More CSS

CSS is very prone to overspecification, and though I do write CSS, I find the notion of a “class” that has a background color of black, 5 pixel margins, and blue links being distinct from a class that has a background color of black, 6 pixel margins, and blue links completely at odds with the object oriented paradigm. Yes, we can make it one class and override on each individual ID, but that’s klutzy. Surely there must be a better way.

One thing I’d love to be able to do is define my own elements, inheriting from a base element and automatically applying CSS (and adding HTML) to create customized functionality. For example, I have a list of checkboxes on HireGeeks.
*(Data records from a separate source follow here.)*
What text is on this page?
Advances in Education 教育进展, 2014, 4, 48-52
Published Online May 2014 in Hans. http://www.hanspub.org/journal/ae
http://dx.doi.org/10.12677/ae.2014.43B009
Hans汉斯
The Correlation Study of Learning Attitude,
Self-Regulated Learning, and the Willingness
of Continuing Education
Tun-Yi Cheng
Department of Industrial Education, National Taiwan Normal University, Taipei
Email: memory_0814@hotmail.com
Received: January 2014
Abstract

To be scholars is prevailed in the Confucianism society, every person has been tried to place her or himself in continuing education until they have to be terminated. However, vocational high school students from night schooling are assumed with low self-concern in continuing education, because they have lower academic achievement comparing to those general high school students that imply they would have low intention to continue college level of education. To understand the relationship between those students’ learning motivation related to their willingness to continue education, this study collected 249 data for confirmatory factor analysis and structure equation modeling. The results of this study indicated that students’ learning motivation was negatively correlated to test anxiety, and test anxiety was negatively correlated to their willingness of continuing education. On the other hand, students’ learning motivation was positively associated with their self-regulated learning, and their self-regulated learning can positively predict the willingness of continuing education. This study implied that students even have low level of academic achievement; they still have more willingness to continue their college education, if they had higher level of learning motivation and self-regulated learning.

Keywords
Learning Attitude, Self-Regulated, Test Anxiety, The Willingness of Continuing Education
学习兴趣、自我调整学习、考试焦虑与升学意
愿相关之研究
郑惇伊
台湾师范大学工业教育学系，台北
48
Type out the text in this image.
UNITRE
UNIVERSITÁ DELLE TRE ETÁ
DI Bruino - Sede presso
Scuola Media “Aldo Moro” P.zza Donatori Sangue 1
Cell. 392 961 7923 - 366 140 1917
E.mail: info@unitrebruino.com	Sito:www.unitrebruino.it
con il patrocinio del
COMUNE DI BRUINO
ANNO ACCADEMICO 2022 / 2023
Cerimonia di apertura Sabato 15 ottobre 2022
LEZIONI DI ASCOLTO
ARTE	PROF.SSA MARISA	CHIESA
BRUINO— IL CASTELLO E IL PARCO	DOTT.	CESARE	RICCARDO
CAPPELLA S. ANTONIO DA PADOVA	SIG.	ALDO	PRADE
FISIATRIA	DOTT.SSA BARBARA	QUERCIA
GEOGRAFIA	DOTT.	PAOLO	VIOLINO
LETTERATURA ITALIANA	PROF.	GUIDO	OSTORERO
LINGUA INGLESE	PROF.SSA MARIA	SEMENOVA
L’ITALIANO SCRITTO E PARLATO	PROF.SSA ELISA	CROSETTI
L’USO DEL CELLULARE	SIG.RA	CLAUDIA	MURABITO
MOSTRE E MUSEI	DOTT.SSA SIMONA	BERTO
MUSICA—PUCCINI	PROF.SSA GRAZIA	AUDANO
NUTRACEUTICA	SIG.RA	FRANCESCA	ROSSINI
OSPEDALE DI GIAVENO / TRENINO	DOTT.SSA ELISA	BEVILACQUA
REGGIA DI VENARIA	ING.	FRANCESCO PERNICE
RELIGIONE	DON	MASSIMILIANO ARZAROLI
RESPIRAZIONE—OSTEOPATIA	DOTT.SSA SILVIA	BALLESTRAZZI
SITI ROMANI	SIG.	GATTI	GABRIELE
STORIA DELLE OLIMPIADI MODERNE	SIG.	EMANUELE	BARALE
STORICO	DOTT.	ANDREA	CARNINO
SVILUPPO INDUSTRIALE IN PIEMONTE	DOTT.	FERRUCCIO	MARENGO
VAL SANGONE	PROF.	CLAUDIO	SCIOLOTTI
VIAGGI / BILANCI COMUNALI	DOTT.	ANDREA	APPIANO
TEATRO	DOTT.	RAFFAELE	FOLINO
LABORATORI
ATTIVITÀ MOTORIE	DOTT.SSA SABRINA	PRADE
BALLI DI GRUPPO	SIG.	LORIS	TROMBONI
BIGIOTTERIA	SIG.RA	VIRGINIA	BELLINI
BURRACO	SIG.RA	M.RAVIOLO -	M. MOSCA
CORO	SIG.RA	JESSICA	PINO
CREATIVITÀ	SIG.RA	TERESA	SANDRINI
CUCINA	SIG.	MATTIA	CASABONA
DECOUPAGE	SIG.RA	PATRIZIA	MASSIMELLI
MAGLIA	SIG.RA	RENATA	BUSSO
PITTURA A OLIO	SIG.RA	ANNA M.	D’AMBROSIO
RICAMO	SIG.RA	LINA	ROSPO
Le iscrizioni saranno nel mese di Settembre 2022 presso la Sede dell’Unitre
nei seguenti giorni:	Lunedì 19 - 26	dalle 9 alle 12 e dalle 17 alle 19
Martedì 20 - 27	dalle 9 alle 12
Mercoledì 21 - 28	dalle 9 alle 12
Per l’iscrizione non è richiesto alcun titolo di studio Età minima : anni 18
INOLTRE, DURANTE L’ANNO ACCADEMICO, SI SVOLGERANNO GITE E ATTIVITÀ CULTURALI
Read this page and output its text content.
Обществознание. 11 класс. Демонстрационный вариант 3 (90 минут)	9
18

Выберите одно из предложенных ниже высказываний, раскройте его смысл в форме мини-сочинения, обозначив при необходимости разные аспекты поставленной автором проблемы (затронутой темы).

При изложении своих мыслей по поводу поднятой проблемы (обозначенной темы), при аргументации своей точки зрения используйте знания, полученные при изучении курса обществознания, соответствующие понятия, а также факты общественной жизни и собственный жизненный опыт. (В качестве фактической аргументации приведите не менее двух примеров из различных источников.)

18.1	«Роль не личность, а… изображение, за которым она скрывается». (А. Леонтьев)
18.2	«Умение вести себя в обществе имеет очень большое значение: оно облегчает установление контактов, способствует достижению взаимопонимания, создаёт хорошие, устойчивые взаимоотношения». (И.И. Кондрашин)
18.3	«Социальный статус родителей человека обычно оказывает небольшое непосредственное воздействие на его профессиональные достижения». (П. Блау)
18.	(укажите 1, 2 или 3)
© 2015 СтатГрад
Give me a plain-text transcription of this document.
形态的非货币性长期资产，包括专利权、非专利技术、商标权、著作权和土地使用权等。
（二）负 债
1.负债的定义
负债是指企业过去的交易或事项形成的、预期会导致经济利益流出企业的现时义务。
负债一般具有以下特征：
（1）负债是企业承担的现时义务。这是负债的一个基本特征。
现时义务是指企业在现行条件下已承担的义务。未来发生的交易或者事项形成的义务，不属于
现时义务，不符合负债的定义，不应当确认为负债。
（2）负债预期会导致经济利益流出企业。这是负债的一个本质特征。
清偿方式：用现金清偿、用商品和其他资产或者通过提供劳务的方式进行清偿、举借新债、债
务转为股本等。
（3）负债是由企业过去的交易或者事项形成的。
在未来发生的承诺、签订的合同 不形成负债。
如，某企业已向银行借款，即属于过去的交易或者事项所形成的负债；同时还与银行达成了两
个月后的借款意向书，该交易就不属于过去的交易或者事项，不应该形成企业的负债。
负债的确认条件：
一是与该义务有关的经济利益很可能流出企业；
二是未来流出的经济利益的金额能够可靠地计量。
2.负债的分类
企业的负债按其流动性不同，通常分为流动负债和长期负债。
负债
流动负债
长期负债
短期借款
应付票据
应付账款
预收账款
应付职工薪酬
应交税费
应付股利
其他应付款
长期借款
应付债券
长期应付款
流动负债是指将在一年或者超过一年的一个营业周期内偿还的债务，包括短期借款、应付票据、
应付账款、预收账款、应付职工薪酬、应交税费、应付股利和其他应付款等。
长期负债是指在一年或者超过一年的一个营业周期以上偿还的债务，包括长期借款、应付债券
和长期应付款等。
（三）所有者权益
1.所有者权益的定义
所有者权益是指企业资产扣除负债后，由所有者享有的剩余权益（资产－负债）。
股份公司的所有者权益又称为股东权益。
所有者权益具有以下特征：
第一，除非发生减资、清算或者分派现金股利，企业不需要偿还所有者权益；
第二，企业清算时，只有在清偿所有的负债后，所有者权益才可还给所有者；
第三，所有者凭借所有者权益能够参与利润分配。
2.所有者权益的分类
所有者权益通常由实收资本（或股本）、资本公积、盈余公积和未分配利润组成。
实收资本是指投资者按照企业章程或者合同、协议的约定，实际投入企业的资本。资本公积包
I should simply be able to define the tag “checklist” or something and have the browser interpret that as “a list with checkboxes and this default styling”. How would one go about introducing such a standard anyway? It’s an idea that should be adopted, but short of making my own browser, I don’t see any way of introducing it to the community. It’s not as if W3C would listen (I wonder how Tim Berners-Lee would have done in such a regulated environment; probably not too well). Maybe XSLT? Or parse it on the server side?

Or does a standard exist for this already? I thought that was what XForms was supposed to be, but looking at the W3C’s page on it, I’m greeted with:

“The Forms working group is chartered by the W3C to develop the next generation of forms technology for the world wide web. The mission is to address the patterns of intricacy, dynamism, multi-modality, and device independence that have become prevalent in Web Forms Applications around the world. The technical reports of this working group have the root name XForms due to the use of XML to express the vocabulary of the forms technology developed by the working group.”

Well, uh… thanks, I guess. Wow, I can’t wait to “address the patterns of intricacy, dynamism, multi-modality and device independence!” in my web pages! So how do I use it? Is it supported by common browsers? What exactly does it do? Of course, that information is absent. Why does everyone do this? Is this the logical outcome of a society that values form so completely over function? One that mistakes sesquipedalianism (my favorite word in the English language, meaning “the attitude of using long words”) for insight?

Coupled with the mess that W3C has made of XHTML, their position as a gatekeeper of web standards, their abuse of this position by neglecting individual contributors (unless you run a business, you’re invisible to them, however good or even popular your ideas may be), and their general failure to solve common problems plaguing web developers today, I think the time has long passed where the W3C should have been dismantled, to be replaced by a community-based model (or even a grassroots one, as the web began in). Since the majority of web developers are either self-employed or belong to small firms, W3C is causing nothing less than the stagnation of web development with this attitude. Even worse, the companies that have the most influence on the panel (read: Microsoft) have a history of screwing things up (read: IE 6).